Колотила. Колотила. Колотила. Отгоняла. И просыпалась вся в ужасе, вся в страхе, вся в жаре и долго и долго еще плакала она в ночи, навзрыд, откровенно, в голос, неутешно по – женски, неутешно по – матерински.

Ведь она была одна. Ведь рядом никого не было. Никто ее не услышит.

Вот это и было самое страшное. Она была одна. Она была одна со своим прошлым. Она была одна с этим мертвецом из ее прошлого, из этой автобусной склоки. Она была одна. И это было самое страшное.

В эту смену Ирина пришла как обычно. Приняла дела. Просмотрела все назначения. Вовремя сделала укольчики. Выдала больным подготовленные Светой кулечки таблеток. Пришла Петровна из соседнего отделения. Попросилась подменить ее на часик. Надо ей добежать до внучка, встретить из школы, да до дома проводить. В первом классе он нее. Чем она очень гордится.

– Конечно, конечно, какие вопросы. Беги, Петровна, беги, посмотрю уж за твоими страдальцами. – Улыбнулась Ирина.

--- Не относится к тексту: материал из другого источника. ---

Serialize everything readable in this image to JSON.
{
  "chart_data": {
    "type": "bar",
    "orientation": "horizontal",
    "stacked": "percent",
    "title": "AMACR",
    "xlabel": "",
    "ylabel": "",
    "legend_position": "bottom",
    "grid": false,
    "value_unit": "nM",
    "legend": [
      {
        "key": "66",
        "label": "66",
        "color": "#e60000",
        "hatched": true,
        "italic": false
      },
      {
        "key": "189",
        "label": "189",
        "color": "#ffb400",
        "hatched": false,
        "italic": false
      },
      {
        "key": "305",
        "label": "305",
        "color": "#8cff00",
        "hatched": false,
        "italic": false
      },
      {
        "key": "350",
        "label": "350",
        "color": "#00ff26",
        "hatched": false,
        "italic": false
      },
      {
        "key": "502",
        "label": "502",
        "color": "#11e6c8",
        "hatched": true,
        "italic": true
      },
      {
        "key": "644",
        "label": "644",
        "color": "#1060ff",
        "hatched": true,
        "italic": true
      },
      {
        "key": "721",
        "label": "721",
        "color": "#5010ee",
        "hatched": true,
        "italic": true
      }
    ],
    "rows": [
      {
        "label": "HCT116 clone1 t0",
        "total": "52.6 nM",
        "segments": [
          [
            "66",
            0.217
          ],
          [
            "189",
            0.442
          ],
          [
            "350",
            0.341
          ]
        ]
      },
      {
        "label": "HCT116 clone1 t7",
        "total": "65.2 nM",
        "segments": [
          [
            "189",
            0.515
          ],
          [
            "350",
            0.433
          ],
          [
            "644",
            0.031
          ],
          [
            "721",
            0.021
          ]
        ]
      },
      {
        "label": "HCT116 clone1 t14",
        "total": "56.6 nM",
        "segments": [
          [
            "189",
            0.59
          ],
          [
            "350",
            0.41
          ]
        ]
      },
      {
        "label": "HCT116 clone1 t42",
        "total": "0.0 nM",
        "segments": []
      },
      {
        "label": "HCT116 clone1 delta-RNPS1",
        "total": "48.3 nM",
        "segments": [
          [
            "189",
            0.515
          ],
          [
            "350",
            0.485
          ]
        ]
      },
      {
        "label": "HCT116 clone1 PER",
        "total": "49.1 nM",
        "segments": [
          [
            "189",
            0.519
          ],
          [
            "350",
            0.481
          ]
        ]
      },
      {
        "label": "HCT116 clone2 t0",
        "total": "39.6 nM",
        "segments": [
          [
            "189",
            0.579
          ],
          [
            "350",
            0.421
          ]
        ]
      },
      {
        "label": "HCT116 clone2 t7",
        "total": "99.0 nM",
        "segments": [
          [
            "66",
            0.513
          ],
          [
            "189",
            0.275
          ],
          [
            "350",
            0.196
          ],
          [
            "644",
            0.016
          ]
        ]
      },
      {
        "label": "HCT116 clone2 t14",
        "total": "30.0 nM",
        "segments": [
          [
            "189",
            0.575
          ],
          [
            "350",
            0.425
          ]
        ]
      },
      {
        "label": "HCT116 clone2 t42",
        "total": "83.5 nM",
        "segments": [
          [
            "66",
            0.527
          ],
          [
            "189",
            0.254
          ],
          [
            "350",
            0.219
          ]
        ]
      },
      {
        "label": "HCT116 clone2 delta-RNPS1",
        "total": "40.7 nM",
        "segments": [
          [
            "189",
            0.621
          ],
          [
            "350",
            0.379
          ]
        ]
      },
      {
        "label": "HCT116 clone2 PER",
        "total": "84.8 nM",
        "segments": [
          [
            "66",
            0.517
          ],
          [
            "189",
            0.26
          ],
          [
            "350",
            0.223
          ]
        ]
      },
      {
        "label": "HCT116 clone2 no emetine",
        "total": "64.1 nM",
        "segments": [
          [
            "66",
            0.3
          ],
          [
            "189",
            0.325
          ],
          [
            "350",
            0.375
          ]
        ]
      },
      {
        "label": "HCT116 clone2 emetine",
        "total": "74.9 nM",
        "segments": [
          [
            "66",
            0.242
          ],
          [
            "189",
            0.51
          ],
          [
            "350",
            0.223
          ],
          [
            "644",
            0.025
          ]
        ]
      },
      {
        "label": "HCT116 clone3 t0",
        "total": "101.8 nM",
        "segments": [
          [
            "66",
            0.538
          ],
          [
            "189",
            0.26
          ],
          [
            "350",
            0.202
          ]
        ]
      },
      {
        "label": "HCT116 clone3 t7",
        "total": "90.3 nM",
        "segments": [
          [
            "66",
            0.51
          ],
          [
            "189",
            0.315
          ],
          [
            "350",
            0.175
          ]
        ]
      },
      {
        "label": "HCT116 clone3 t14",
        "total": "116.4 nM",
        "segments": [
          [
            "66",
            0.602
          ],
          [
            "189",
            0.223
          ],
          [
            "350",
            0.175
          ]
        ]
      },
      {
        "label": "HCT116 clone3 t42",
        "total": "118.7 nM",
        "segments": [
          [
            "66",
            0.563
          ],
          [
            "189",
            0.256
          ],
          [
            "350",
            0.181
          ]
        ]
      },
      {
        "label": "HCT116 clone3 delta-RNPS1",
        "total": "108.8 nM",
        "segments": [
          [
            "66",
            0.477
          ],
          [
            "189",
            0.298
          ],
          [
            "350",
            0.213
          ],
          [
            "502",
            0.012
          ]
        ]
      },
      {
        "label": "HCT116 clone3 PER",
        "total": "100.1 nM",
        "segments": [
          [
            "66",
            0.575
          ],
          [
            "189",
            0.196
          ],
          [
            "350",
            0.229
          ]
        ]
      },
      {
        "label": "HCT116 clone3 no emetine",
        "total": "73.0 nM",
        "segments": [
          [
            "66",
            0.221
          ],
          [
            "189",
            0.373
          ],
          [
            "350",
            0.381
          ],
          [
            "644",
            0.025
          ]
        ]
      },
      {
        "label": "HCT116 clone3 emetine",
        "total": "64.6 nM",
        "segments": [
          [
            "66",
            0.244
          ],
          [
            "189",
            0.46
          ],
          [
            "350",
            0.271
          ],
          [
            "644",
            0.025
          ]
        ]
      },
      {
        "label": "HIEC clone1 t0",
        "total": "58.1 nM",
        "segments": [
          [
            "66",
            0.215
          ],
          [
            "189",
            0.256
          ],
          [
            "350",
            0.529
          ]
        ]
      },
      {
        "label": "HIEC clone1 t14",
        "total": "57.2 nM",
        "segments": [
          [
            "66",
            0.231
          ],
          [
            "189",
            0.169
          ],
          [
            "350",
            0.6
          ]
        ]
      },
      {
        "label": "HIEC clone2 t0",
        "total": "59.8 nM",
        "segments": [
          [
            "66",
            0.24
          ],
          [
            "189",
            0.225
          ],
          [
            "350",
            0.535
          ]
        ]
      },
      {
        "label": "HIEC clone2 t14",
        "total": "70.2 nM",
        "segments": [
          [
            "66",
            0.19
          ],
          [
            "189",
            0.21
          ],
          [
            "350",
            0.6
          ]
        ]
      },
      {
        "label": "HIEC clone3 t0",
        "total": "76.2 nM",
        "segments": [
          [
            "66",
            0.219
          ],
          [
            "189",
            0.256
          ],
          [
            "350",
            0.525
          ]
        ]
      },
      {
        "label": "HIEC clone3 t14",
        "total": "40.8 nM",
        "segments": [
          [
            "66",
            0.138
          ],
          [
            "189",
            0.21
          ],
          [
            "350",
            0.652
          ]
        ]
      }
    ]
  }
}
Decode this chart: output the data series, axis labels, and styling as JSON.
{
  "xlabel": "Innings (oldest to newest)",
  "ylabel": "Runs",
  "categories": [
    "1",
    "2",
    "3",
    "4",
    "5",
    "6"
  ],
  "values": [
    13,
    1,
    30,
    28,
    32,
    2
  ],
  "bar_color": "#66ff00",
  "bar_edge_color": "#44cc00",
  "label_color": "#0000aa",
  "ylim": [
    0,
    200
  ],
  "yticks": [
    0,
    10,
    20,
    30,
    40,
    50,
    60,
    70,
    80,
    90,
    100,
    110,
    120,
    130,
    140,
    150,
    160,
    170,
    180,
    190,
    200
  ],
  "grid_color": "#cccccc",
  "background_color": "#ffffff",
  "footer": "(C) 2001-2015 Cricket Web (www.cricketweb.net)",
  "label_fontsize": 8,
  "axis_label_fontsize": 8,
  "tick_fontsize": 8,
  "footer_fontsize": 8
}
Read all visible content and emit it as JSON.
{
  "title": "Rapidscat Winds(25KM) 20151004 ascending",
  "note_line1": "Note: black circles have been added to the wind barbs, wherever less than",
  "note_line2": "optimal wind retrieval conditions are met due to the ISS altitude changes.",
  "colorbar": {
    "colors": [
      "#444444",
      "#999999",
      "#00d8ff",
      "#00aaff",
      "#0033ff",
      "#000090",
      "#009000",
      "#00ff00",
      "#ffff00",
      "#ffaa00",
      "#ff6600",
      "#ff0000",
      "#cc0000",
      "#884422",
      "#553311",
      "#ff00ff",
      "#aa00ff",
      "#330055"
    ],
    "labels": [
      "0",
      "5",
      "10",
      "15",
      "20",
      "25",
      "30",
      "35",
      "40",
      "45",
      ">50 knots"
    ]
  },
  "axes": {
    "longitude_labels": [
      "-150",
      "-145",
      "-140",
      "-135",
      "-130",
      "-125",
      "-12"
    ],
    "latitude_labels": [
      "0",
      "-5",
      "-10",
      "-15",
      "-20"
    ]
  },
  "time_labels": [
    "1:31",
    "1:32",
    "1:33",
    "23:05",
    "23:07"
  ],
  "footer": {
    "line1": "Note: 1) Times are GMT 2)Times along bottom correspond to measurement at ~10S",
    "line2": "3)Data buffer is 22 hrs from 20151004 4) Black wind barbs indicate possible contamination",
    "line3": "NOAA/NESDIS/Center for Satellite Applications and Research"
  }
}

Ирина любила своих больных. И почему – то про себя называла их по – старинному. Страдальцы. Почему и сама не знала. Жалела их и все. Страдальцы и страдальцы. Из какого романа Достоевского взяла, и сама уж не помнит. Но так и привыкла. Они ведь такие беспомощные. Всего боятся. Ничего не знают. Они, больные ее, как малые дети. Не нравится им тут. Не по своей воле. Страдальцы и есть.

Зуммер. В шестой палате ЧП. Красный огонек. Бежит в отделение. Что случилось? Вызывать или нет дежурного врача?

Забегает в палату и чуть не упала.

Лежит этот, тот самый, тот из автобуса, старик. Этот сгубивший ее жизнь в самом начале, сделавший из нее двадцатипятилетней красавицы морщинистую старуху, загубивший своими костлявыми проклятиями ее, так и не родившегося сына. Это он. Отнявший у нее ее жениха. Это он крашеный, злой, с нависшими как сапожная щетка бровями и маленькими свинячьими глазками

И рука. Это она, рука покойника из паталоганатомички. Это она каждую ночь хватает своими мертвецки холодными костлявыми пальцами ее за плечо, как тогда в автобусе, это она белая, сухая, с мертвой почти светящейся кожей пугает ее мальчика, отбирает ее мальчика.

Это она сейчас безжизненно свисает с края кровати, сорвав катетер капельницы, и безжизненно застыв, как из могилы, как из гроба пытаясь выкарабкаться или затащить туда любого живого кто рядом, кто близко, схватить мертвой хваткой и затащить в земляную черноту могилы и в алую как кровь темень стариковского гроба.